The economy grew briskly in the second quarter of the year, but not as rapidly as the Carter administration had hoped, while inflation jumped to 10.1 percent, the government reported yesterday.
Many economists had anticipated an increase of about 9 percent in output during the quarter, but the Commerce Department's report on the gross national product said the increase was 7.4 percent.
Before adjustment for inflation, the gross national product grew 18.2 percent to an annual rate of $2,077 billion, the first time the economy has crossed the $2 trillion plateau.
Commerce Secretary Juanita Kreps conceded to reporters that the second quarter report on output was not good enough to enable the administration to reach its new, scaled-down projections for the year.
In recent weeks, economic activity has slowed measurably for the year.
Presidential press secretary Jody Powell said growth figures represented a "relatively good performance," but called the acceleration of inflation from 7.1 percent pace to a 10.1 percent rate "not encouraging."
Administration officials are worried that continuing high inflation will put pressure on the Federal Reserve Board to raise interest rates even more, as it voted to do last month. [Details on Page D7.]

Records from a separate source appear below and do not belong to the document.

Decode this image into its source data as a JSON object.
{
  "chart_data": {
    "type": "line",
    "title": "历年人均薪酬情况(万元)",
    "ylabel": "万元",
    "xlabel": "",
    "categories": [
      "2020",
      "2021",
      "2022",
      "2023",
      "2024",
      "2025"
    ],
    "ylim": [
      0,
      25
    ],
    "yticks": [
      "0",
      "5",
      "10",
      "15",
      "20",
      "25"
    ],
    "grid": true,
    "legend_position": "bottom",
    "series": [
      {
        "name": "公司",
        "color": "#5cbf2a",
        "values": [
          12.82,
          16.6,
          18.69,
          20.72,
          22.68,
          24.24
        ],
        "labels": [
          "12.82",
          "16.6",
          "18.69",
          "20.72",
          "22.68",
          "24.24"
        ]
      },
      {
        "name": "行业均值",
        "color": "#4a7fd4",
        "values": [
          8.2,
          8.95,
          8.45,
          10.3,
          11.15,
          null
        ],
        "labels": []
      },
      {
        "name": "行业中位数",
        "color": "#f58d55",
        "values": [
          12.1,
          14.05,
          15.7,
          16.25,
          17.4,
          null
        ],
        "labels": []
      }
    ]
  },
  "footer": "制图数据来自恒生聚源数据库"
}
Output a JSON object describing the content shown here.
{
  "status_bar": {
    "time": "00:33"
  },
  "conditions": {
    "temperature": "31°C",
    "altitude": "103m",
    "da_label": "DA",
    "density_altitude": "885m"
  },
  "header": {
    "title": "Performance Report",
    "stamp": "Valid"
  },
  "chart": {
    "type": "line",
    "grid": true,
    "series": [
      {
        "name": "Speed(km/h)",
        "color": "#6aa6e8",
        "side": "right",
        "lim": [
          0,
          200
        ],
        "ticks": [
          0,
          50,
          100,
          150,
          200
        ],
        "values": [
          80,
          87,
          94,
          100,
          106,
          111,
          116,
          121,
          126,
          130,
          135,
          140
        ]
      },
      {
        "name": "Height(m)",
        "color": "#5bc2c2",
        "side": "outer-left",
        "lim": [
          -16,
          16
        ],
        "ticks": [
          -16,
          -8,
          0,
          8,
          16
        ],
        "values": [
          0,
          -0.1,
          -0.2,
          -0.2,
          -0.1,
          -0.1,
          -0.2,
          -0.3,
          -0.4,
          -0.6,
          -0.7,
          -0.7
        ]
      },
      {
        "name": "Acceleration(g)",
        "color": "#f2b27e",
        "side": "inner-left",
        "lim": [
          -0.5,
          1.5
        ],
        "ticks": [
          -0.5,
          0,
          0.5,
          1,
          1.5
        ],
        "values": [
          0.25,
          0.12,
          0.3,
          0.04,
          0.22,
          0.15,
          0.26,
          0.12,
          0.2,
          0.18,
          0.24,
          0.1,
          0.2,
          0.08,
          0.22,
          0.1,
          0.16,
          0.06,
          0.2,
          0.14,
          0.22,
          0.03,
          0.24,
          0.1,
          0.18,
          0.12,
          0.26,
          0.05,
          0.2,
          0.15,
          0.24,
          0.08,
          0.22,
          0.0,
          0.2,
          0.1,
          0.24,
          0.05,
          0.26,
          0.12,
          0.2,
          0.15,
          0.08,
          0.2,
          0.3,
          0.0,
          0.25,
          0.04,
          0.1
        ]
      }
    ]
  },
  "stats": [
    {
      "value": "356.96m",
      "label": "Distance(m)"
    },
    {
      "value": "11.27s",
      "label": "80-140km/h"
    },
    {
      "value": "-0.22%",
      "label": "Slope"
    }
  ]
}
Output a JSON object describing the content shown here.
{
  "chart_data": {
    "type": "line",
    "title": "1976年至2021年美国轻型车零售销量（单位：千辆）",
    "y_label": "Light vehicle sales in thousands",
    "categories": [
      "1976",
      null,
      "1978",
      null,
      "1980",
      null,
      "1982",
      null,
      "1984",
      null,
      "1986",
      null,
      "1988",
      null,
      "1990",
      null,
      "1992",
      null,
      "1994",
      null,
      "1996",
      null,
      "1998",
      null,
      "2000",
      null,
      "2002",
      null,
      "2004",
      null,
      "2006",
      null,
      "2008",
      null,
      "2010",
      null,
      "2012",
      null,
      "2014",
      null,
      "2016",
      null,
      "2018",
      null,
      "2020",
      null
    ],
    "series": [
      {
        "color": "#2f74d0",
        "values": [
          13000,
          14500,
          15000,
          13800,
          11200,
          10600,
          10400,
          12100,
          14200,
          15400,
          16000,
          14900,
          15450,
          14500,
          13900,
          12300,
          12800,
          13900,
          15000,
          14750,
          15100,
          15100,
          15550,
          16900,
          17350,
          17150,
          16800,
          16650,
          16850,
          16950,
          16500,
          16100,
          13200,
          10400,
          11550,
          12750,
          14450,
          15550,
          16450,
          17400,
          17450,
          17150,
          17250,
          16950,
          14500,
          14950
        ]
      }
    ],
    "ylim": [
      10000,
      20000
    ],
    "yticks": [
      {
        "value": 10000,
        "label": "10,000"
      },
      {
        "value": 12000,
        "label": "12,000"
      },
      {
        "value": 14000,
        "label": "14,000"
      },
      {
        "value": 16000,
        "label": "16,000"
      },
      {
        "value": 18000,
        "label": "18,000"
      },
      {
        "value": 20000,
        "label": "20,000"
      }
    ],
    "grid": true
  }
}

Economists had expected a more robust showing in the second quarter as the economy rebounded from a dismal winter, when cold weather and snow triggered a small, 0.1 percent decline in production.
Kreps said the economy is expected to grow at a rate beween 3.5 percent and 4 percent for the rest of the year. In the first half, output of goods and services expanded at an annual rate of 3.6 percent. If the administration is right on its second half projections, output will fall short of the 4.1 percent rise predicted by the president on July 6.
If interest rates rise much more, administraion officials such as inflation counselor Robert S. Strauss say, even the modest growth expected in the last half of the year could be choked off.
The economy must grow in the range of 3.5 percent to 4 percent to keep unemployment from rising, most analysts say, although in the last year the unemployment rate has been falling much faster than the rule of thumb would predict.
Real growth is measured by the gross national product, the amount of goods and services produced by Americans in a year. It is the broadest measure analysts have of the economy.
Kreps told reporters that "real growth fell a bit below our expectations while the rate of price increases was higher than had been expected."
She said that forthe first six months of the year the overall rate of inflation in the economy was 8.6 percent - 7.1 percent in the second.
Food prices rose rapidly, at a 17 percent rate, while other prices increased at about 7 percent rate.
Press secretary Powell said the acceleration in inflation from the first quarter to the second underscores the need for business and labor to cooperate with the president's voluntary program to hold down wage and price increases.
Kreps said that, unless inflation is brought under control soon, pressures will increase on the Federal Reserve Board to raise rates to make money more expensive and slow consumer and business buying.
Much of the pickup in economic growth in the second quarter came from increased car sales and general consumer purchasing after the bad winter.
There was also a sharp rise in commercial and industrial construction, and home building remained at high levels. Kreps said that "the encouraging data on June housing starts and building permits issued earlier this week improve the prospects for this sector in the coming months."
Consumer buying increased at an annual rate of 6.1 percent after falling 1.4 percent in the first months of the year. Private investment spending rose at a 12.4 percent pace, following a rise of 11.3 percent between January and March.
In constant 1972 dollars, the increase was at a 7.4 percent rate, up $24.4 billion, to an annual rate of $1,379 billion. The Commerce Department's estimates are preliminary, and will be revised next month when more data are available.
The Commerce Department also reported that it has revised downward slightly its figures of gross national product for 1976 and 1977.